Intestinal malrotation (IM) is a highly prevalent birth defect that can lead to life-threatening conditions
necessitating surgical intervention and long-term supplemental nutrition. Atrazine (ATR), a ubiquitous herbicide
that perturbs electron transport chain (ETC) reactions, was found to cause IM at high frequency. Preliminary
data show that ATR decreases mitochondrial respiration (i.e., oxidative phosphorylation; oxphos) and increases
glycolytic activity in the developing intestine. However, while early gut development can subsist on glycolysis
alone, later gut development requires oxphos; thus, ATR may block a critical metabolic switch from glycolysis to
mitochondrial respiration (oxphos) during intestine morphogenesis.
During normal gut development, intestinal rotation occurs simultaneously with gut lengthening, and
shorter gut lengths are often associated with IM, suggesting that gut elongation mechanisms are integral to the
rotation process. Indeed, cellular analyses reveal that ATR perturbs crucial events required to drive intestinal
lengthening, including early mesenchymal-to-epithelial transitions (MET) and, later, interkinetic nuclear migration
(IKNM) -- common morphogenetic processes recently found to be influenced by cellular metabolic states.
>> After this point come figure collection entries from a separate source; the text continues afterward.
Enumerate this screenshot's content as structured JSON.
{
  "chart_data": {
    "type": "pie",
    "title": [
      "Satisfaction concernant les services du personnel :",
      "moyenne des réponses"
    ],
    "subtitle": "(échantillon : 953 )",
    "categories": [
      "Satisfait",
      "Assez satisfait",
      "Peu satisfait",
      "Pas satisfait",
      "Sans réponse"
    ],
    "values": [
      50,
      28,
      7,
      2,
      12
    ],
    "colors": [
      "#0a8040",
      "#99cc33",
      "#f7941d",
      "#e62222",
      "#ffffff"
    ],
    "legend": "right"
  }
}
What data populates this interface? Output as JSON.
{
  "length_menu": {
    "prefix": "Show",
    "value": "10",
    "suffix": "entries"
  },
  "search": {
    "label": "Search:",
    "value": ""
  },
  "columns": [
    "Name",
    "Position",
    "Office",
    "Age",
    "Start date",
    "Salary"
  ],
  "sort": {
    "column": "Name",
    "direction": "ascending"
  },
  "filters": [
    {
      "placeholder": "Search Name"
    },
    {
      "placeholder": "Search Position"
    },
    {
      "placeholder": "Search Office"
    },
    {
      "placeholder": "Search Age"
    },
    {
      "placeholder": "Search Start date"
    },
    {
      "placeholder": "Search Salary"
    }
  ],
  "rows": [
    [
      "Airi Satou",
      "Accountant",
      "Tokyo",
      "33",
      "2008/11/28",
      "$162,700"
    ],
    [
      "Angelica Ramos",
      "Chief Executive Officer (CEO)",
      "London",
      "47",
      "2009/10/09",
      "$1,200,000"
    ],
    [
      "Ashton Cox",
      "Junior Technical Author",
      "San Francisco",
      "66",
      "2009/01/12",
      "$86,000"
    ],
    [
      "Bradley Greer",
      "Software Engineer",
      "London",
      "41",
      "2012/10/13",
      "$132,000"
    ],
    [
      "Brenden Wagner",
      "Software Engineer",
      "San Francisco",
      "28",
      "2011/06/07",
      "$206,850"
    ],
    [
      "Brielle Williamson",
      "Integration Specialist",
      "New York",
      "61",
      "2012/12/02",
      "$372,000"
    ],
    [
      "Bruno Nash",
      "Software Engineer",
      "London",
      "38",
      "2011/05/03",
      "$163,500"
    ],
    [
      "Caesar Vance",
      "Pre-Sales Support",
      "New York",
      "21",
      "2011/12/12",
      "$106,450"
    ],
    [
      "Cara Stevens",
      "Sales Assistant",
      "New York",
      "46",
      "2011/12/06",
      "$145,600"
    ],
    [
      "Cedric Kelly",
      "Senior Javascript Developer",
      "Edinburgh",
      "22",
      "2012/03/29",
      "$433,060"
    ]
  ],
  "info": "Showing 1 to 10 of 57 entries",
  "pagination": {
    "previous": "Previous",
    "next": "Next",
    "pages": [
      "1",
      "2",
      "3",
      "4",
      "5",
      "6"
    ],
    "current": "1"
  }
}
Together, these data suggest that a metabolic switch from glycolysis to oxphos drives proper
intestine rotation by regulating the timing and/or localization of MET and IKNM events during gut
elongation. This hypothesis will be tested using innovative metabolomics technologies to determine: 1) how
ATR affects the spatiotemporal dynamics of cellular metabolism during intestine morphogenesis, and 2) how
dynamic cellular metabolic states affect the timing and localization of MET and IKNM within the developing
intestine. Successful completion of these aims will illuminate the poorly understood etiology of IM, and will have
implications for the role of metabolism-altering toxins, diseases, and/or pregnancy conditions in the development
of structural birth defects that depend on MET- and/or IKNM-mediated morphogenesis.